I.
Her arm is a lantern post, arching toward a crossroads in the chiaroscuro of the caravan lamps. There’s something vaguely narcotic about us now, as if some minor mental faculty has been lobotomised by our comorbid consciousness. Her lipless mouth is petalled with silver scales, more cold-blooded than ever. ‘Naked men have trespassed on our island,’ she says with a voice unnatural as Death Valley rocks rotating on their low and level sands. Our children are sleeping fitfully nearby. Their little egg bodies, sacks of steaming air, are still suckling and puffing in the present fog. She takes my hand with a slick, chicken-wing grip and we go beyond the caravans and campfires, to the high mansion with doors of bruised smoke, and the pulsing curtains that sweep miniature reptilians into the darkness. ‘Our earthworm mass-migration caravan has come’, she says, her dragon’s breath ghosting along the watery glass staircase. ‘Here, they will be golden again,’ she announces to the cue-ball crowd suddenly assembled behind me in their dimpled, torchlit nakedness. They watch her climb the crystalline steps in fanatic awe. Then they follow, shoving me aside with bare shoulders. On and on, they ascend the spiral stairs that lead to oblivious murmur. ‘They’re babies, see?’ she winks at me, as they transmute to infancy, and suddenly there’s something of the pure serpentine about her – becoming pythonic with her gargantuan eyes and crenelled jaw detachments, shedding ivory seashells along the polished stone as she slithers, and swallows whole.
II.
There’s a tin ferry to beat you back against the endless tide. This boat bobs and bends along a lonely riverbank with a clink and dip. ‘We’ll have to walk,’ my attorney declares, as he sinks under the tittering surface, in suit and breeches, bubbling down like a witchy pot. ‘How can a river go up them mountains?’ Dolly Parton wants to know, shining blondely in the dark with her pink fascinator swelling up like an oozy ghoul. My mouth has scabbed shut, years back. ‘In my country,’ our public defender returns from the waters to clarify, ‘Women’ll cut the hands and feet off transients, and they call it peak civility.’ He is talking in tongues, of course, and at my ankle is a very watery woman, a splendid siren leshy, tattooed with butter knife obscenities she’s carved into her radiation-purpled skin.

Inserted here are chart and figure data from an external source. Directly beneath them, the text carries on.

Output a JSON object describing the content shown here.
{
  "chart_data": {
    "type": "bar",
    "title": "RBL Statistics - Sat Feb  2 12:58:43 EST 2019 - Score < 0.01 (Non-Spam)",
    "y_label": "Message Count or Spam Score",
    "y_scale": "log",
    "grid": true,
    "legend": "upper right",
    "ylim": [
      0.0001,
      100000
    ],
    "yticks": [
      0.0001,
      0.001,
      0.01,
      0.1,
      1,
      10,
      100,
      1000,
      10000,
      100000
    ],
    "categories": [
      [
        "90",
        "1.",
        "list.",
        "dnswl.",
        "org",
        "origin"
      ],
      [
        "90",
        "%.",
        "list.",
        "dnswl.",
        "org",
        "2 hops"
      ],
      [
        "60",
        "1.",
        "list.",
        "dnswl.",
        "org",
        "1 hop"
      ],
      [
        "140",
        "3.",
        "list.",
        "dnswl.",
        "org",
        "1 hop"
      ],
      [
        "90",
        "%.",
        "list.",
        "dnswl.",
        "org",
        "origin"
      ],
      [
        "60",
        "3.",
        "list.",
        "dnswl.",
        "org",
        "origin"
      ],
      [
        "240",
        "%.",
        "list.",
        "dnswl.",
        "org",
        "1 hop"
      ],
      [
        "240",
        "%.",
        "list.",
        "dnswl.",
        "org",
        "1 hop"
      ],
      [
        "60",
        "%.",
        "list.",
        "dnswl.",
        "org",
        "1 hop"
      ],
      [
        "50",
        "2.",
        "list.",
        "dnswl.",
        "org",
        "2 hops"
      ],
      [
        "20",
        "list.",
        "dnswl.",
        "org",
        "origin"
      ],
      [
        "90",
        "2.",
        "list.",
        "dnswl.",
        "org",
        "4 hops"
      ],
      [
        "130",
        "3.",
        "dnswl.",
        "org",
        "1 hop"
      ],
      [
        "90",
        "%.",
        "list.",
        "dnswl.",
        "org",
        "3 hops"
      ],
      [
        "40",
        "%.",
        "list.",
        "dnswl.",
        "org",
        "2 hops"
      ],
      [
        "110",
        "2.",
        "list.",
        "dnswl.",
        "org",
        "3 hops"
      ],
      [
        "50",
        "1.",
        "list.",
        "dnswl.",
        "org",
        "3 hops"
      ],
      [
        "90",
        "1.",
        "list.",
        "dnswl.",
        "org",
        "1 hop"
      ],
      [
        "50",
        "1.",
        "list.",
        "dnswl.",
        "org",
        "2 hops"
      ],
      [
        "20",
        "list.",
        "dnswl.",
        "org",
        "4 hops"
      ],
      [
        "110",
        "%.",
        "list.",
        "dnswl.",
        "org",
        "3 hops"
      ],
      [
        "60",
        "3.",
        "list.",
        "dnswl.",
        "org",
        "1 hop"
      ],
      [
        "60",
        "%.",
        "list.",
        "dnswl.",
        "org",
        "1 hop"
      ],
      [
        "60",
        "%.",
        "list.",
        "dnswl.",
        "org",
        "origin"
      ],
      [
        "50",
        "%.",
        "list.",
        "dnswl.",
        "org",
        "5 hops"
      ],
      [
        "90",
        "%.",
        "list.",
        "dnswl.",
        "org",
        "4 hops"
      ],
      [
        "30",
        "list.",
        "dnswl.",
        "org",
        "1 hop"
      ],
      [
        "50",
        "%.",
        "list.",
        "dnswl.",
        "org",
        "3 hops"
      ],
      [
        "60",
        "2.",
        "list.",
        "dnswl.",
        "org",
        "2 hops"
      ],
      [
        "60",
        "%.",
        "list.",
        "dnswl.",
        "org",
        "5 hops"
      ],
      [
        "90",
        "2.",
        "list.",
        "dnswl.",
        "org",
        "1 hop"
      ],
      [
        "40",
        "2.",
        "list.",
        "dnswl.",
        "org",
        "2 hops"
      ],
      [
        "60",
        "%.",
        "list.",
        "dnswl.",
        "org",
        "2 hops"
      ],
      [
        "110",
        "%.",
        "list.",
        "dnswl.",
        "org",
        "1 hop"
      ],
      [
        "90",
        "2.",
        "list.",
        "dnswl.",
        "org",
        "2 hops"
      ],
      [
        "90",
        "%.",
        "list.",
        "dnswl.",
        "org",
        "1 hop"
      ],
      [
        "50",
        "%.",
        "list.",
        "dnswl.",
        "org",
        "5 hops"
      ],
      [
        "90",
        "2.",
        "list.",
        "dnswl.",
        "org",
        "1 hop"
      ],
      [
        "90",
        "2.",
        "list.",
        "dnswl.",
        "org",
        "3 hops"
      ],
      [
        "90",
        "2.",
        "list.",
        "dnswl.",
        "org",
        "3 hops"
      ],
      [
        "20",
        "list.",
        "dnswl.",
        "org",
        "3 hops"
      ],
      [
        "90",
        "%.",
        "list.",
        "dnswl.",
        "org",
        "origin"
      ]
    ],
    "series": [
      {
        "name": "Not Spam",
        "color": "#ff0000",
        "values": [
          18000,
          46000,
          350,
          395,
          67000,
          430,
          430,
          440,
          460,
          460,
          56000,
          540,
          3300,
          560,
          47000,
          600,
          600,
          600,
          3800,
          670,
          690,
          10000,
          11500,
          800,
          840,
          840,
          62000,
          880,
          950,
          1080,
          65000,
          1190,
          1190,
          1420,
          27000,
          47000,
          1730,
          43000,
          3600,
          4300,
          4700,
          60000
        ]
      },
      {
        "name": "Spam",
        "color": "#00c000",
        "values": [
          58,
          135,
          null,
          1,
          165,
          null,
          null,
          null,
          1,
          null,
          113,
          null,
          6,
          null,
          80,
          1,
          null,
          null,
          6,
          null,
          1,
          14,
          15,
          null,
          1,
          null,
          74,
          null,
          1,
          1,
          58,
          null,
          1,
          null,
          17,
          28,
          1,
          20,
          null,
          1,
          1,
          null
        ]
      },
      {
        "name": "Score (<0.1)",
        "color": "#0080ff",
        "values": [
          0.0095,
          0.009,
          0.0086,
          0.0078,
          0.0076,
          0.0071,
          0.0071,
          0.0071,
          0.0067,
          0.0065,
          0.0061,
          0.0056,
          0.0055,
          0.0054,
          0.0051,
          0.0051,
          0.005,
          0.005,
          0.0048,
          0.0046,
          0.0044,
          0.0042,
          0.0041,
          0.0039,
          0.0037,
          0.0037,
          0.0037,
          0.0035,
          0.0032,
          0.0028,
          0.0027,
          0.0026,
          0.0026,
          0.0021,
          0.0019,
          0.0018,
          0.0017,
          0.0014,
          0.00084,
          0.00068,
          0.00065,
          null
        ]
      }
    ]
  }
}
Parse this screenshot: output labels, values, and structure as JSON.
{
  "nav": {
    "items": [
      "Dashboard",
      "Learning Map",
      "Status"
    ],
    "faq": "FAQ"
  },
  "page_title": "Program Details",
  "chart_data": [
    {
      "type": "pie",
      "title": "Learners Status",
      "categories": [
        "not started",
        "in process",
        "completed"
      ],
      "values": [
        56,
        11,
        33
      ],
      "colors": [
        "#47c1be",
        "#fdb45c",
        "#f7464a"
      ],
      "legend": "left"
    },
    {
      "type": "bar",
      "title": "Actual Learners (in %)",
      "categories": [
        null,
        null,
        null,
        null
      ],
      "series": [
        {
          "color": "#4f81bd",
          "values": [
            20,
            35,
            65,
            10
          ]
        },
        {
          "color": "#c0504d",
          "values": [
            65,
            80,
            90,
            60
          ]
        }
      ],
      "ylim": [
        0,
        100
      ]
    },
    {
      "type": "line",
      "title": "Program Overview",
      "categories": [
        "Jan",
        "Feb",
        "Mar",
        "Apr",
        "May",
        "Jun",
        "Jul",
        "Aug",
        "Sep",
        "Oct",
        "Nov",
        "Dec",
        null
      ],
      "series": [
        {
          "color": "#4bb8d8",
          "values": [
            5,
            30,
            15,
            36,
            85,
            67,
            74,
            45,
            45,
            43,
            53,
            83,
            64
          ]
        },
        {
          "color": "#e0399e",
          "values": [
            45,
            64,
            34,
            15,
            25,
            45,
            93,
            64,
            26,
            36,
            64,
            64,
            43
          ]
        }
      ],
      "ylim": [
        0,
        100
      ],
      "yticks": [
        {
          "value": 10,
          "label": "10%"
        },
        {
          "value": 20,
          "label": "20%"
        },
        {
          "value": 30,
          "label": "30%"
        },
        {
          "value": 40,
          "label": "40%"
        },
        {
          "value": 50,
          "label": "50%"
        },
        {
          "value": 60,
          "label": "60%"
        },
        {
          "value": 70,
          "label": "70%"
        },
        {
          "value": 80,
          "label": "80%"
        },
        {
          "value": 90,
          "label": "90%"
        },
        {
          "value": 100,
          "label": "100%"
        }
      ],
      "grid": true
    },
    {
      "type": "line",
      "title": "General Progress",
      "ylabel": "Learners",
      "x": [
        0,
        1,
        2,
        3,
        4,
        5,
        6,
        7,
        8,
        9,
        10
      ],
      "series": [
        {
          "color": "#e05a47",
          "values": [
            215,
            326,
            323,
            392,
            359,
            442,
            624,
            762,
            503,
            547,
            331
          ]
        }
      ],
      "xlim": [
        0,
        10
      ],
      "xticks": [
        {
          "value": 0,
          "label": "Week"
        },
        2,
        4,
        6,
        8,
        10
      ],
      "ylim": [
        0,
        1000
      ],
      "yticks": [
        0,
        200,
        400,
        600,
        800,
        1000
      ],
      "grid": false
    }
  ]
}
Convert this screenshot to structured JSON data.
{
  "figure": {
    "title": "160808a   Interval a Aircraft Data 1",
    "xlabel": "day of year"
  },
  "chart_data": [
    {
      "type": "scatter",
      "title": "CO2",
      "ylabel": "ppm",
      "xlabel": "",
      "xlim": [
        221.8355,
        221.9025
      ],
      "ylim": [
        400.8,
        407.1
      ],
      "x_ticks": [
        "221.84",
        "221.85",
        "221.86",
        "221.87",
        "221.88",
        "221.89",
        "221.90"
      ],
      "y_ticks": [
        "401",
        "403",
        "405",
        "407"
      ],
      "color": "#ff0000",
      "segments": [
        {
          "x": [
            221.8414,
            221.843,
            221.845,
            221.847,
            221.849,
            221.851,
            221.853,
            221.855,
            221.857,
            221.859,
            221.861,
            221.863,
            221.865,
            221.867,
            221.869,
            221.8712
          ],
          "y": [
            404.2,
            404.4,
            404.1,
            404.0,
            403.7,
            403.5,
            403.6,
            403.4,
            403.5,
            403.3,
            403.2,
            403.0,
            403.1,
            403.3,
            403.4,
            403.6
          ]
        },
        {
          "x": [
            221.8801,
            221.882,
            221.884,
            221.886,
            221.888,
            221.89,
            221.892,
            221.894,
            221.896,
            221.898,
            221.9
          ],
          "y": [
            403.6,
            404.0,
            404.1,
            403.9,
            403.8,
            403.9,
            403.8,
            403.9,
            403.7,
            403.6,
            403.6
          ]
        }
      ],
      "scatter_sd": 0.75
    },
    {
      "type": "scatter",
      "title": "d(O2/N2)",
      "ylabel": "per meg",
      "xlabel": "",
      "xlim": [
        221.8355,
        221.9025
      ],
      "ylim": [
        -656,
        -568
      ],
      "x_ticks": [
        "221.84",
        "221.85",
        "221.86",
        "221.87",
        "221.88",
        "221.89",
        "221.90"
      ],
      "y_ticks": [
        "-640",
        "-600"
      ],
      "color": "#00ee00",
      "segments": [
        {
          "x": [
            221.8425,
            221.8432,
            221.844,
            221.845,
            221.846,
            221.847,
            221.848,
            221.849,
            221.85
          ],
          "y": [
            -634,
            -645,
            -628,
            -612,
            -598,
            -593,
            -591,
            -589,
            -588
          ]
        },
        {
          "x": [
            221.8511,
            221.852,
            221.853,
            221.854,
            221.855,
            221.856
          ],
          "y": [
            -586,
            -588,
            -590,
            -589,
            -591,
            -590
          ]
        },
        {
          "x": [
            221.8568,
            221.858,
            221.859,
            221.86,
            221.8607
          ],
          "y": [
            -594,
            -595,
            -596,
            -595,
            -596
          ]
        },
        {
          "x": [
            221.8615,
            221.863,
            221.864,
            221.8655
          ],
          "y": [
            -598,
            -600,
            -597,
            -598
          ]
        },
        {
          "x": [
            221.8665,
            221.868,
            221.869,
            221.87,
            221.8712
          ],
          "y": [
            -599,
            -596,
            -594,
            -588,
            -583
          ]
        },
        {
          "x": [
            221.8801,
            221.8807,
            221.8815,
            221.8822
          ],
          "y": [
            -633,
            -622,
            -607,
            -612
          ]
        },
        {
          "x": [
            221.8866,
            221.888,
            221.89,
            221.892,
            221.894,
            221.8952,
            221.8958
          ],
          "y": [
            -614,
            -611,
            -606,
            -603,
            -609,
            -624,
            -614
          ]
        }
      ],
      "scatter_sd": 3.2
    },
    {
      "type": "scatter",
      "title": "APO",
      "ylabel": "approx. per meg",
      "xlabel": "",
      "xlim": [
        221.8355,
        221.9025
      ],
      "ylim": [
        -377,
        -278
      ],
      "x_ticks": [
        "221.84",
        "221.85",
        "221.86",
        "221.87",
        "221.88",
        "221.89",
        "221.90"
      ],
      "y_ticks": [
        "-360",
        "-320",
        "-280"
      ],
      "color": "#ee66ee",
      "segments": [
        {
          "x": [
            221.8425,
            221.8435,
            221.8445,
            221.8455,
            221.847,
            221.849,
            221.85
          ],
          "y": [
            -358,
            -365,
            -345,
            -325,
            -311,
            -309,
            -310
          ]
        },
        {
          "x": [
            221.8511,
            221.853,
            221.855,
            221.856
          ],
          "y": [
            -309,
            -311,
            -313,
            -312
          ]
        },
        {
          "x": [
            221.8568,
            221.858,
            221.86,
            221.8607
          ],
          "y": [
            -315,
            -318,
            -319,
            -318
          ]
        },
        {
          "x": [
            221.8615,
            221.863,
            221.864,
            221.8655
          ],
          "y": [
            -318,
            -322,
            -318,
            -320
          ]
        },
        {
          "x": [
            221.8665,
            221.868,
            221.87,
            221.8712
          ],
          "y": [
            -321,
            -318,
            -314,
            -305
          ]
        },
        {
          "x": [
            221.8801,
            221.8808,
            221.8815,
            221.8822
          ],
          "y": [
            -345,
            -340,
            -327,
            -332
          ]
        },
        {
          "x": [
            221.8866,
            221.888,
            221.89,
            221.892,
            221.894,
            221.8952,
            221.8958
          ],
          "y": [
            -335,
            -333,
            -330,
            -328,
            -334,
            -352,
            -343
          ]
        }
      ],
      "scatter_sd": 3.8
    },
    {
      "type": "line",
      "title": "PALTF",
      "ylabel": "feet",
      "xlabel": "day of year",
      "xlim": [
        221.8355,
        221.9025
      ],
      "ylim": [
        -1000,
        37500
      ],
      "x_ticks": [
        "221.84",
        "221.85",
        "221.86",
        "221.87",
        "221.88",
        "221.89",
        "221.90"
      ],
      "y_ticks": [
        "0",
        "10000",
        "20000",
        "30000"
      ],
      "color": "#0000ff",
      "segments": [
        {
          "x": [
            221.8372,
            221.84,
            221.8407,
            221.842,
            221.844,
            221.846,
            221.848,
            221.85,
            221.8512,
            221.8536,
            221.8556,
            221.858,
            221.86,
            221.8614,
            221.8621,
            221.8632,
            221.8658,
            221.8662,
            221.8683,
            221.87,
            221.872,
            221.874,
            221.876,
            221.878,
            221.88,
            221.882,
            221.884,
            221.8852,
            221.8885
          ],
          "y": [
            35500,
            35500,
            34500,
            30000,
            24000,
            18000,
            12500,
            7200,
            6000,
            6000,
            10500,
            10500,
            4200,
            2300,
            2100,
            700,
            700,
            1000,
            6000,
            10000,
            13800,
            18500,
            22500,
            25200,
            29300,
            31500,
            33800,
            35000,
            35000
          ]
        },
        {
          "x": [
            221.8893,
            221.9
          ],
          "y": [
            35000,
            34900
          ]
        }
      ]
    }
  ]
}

I am a lone mollusc by sea when she’s finished with me, sealed eternally to a deepening shelf.
III.
When my father was young, he said, ‘snails be having a thousand teeth’. He was a snail himself, he said. ‘You expect me to brush all that?’ He asked God for the answer. God spoke one alarming reply-to-all: ‘I am Amphibian Rex.’ Out of watery sacks, my victims spore, renaissance like, in the muddy, six-feet-dirt under the Mount Pritchard swamps where we used to kill and breed. I weigh the risks of going home again, uncovering the evidence, like the paperback you lost somewhere with the dogeared gills and doggerel marginalia. Their little spines are yellowed as cheap chardonnay, rimmed with buttermilk toffee. Will the forensic fae-folk understand my obscurantist M.O.? I’m confessing to serial murder, but aren’t crime memoirs cliché, detective? For now, my son has arrived, like chimes at midnight from the county fair, wearing a baseball cap adorned with horns and canonical heresies. ‘I have dreamt, father,’ he says with eyes you meet in broken favella mist. ‘I look down on the earth from bunk-beds angels do not dare.’ An old sermon thunders from his foghorn gob, plagiarised, while his disciples drag sacks of moist horse meat. ‘Do you think you’ll be pardoned in the morning?’ he asks me, in parenthesis. I answer him in parable: I am a toad, covered in blisters, weeping, like some whale’s breaching cyst, heart-sick on the open sea, a thousand fathomless nights from home.
Worried by my erratic breathing, Linda woke me the other night to ask if I was OK. My response: I'm fine, just folding socks and undies to put into each aquarium I have acquired for various people.